REPUBLIKA.CO.ID, JAKARTA -- Karya lain Ibnu Qutaybah yang begitu menjadi perhatian adalah Uyun al-Akhbar atau 'Berita-berita Pilihan'. Dalam buku ini ia memuat sejumlah naskah ceramah atau pidato.
Pada masa itu, di Baghdad, ceramah menjadi salah satu hal penting dan kemampuan yang perlu dimiliki oleh seorang cendekiawan. Biasanya, ceramah ini banyak dikuasai pula oleh para ulama sebagai sarana dalam mendakwahkan Islam.
Pada abad ke-7 dan ke-8, ceramah merupakan karya prosa yang indah dan dikenal dengan sebutan maqam. Para zahid atau kaum asketis, biasanya menyampaikannya di hadapan para khalifah dan raja-raja. Materi-materi itu terangkum dalam buku Ibnu Qutaybah.
Melalui Uyun al-Akhbar pula diketahui sejumlah penulis ceramah generasi awal. Di antaranya adalah teolog pertama bernama Ghaylan ibn Muslim al-Dimasyqi yang meninggal pada 724 Masehi. Lalu, ada Hasan Bahsri, dan muridnya yang bernama Amr ibn Ubayd yang meninggal pada 761 Masehi.

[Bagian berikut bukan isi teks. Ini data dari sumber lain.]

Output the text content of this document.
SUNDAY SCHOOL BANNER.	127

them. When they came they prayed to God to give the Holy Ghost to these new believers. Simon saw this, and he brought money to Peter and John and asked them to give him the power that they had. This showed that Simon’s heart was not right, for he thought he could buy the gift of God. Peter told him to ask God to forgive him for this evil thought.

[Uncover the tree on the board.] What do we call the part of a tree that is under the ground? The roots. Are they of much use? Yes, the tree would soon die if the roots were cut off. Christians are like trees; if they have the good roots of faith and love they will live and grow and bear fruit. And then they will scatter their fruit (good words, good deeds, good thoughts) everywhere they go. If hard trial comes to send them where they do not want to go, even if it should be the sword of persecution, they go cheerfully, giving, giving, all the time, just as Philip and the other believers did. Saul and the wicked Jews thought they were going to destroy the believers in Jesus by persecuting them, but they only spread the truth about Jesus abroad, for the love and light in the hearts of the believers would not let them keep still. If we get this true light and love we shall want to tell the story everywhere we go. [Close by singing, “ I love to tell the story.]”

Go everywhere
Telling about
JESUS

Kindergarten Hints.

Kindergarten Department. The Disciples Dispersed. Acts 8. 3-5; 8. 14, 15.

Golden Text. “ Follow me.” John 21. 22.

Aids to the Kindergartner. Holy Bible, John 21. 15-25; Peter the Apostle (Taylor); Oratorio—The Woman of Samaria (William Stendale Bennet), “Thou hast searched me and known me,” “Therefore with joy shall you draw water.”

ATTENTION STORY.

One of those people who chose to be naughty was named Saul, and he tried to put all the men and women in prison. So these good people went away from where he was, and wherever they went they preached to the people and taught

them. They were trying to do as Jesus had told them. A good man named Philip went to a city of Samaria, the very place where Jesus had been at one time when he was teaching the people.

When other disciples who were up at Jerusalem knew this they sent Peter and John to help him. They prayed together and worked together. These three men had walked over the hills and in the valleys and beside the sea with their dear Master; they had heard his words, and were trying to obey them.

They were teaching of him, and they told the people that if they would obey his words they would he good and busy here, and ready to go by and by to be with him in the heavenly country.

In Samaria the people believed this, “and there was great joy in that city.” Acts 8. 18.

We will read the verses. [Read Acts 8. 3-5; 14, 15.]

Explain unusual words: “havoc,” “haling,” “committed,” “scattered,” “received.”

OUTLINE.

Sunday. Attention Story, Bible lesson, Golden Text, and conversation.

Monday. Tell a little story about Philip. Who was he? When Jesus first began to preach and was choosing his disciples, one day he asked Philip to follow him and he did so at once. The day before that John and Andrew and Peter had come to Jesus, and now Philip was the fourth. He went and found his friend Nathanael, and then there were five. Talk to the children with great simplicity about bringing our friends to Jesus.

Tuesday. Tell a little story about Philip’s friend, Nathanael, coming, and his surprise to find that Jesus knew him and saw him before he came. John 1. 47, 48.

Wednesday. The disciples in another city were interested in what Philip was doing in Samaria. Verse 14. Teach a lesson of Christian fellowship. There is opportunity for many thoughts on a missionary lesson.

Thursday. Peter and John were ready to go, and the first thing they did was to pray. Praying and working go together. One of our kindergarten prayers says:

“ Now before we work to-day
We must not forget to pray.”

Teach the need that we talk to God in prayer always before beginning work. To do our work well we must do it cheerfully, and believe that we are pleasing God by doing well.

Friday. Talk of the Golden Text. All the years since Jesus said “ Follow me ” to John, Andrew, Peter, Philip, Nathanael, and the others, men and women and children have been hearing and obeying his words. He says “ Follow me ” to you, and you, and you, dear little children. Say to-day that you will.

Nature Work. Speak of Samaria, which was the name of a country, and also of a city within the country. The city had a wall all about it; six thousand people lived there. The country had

Ada pula seorang ahli fikih terkemuka dari Suriah bernama al-Awzai. Keberadaan buku ini juga mendapatkan sanjungan dari sejarawan ternama, Ibnu Khaldun. Ia mengatakan, ada sejumlah karya yang memuat prinsip dan pilar-pilar pemikiran budaya dan peradaban. Salah satunya adalah Uyun al-Akhbar.
Makdisi mengatakan, dalam Uyun al-Akhbar, Ibnu Qutaybah juga memuat konsep-konsep yang mencampurkan antara pemikiran religius dan duniawi. Dalam bagian pendahuluan disebutkan, meskipun tak secara khusus membicarakan tentang Alquran dan hadis, buku ini membahas persoalan penting.
Dalam buku ini, Ibnu Qutaybah menekankan pada pemeliharaan perilaku yang utama dan mulia. Menghindari perilaku yang tak terpuji, moral yang hina, melarang kejahatan dan menganjurkan perilaku baik, mengenalkan kerapian administrasi, dan menjaga lingkungan.
Bagi Ibnu Qutaybah, jalan menuju Tuhan tak hanya satu. Misalnya, hanya melalui pemahaman mengenai soal halal dan haram. Jalan menuju Tuhan, kata dia, sangat terbuka luas. Pandangan Ibnu Qutaybah ini dinilai terinspirasi dari pemikiran kaum rasionalis.
Ibnu Qutaybah mencoba melakukan pembelaan atas berkembangnya pemikiran rasional dalam kajian humaniora dan peradaban yang saat itu berkembang cukup pesat. Kondisi itu melahirkan pertentangan pemikiran dengan kelompok tradisionalis. Ia mencoba menjembataninya.
Ibnu Qutaybah sendiri merupakan seorang tradisionalis. Namun, melalui Uyun al-Akhbar, ia mencoba mengirimkan pesan kepada teman-teman tradisionalisnya agar tak bereaksi berlebihan terhadap kajian humaniora dan peradaban yang diwarnai pemikiran kaum rasionalis, Muktazilah.